Matthew Thorburn

Matthew Thorburn is the author of six books, including String, a novel in poems; The Grace of Distance, a finalist for the Paterson Poetry Prize; and the book-length poem Dear Almost, which won the Lascaux Prize. He received a 2025 Finalist award from the New Jersey State Council on the Arts.

Gone

Holding my glasses between finger

and thumb, wiping each lens

with a soft cloth in the living room’s

blurry light, a memory washes over me:

how once I found Grandma T.’s

gold-framed glasses beside the lamp

on the table beside her chair.

I picked them up and saw the lenses

were smudged with fingerprints,

so many overlapping whorls

and ridges thick with dust.

How could she see?

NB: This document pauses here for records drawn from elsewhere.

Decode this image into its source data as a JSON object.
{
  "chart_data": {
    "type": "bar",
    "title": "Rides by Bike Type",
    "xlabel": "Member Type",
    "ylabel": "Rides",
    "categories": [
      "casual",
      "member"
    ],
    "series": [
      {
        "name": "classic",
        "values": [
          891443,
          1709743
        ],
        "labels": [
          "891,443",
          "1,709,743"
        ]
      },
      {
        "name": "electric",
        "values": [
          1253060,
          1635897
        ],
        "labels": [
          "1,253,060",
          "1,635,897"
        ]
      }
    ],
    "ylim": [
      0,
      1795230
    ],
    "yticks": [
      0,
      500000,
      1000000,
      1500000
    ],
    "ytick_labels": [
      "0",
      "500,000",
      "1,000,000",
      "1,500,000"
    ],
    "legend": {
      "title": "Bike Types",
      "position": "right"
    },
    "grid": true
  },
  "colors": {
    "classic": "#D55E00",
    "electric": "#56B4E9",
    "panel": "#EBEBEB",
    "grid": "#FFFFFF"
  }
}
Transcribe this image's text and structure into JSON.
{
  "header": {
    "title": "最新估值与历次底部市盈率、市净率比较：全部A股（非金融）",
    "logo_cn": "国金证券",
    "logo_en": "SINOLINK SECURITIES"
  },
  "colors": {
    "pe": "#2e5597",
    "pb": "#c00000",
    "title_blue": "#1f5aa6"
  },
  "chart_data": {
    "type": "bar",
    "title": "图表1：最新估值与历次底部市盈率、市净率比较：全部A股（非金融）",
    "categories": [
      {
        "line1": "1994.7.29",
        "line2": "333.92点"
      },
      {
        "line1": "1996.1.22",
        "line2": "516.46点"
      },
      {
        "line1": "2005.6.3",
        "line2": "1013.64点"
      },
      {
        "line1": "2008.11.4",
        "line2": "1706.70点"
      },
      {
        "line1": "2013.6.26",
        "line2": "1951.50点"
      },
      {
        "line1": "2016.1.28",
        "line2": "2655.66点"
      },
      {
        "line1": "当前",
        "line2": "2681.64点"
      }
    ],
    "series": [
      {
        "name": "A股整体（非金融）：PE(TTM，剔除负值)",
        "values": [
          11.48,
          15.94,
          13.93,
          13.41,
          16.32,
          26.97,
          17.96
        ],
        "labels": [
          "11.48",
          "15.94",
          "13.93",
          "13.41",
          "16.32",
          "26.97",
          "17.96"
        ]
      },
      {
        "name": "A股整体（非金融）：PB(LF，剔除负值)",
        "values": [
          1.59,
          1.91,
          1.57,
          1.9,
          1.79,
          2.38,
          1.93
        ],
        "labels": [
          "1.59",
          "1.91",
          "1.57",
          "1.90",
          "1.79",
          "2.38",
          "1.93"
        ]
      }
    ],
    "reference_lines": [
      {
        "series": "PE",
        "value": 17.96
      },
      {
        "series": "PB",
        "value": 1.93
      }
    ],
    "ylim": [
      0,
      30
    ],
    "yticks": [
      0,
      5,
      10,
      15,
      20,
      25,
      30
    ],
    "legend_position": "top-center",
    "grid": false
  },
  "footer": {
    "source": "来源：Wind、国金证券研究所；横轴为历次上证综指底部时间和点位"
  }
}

Why wasn’t

she wearing them? Where was she?

But the answers to these questions

are gone, gone wherever this memory

went, and though it comes back—

a shard of gray sea glass worn smoother,

but also smaller—they don’t.

Shadow

Melchior de Hondecoeter, Landscape with Poultry and Birds of Prey,
oil on canvas, date unknown

She loves peanuts, diced cucumber, spring

mix and arugula. Clucks and chirps

her approval at first sight of the white bowl

I fill with oatmeal and corn, or a triangle

of watermelon floating in cool water.

Dear Hondecoeter, you’d fall in love too

 

and love to watch Shadow peck the strings

and seeds scooped from a cantaloupe

or spot her perched in the overgrown azalea,

black feathers a-shimmer, hints of purple-green

down her neck and wings. But that’s

the wrong tense now. What I remember isn’t

how I found her, after the hawk did—

 

no words for that, no paint—but how she

waddled through the flowerbeds, plump lady

winding her way through a busy restaurant

to the buffet, nudging aside the yellow daffodils

to munch her favorite hosta down to dirt,

extravagant red sun hat tipped low over one eye.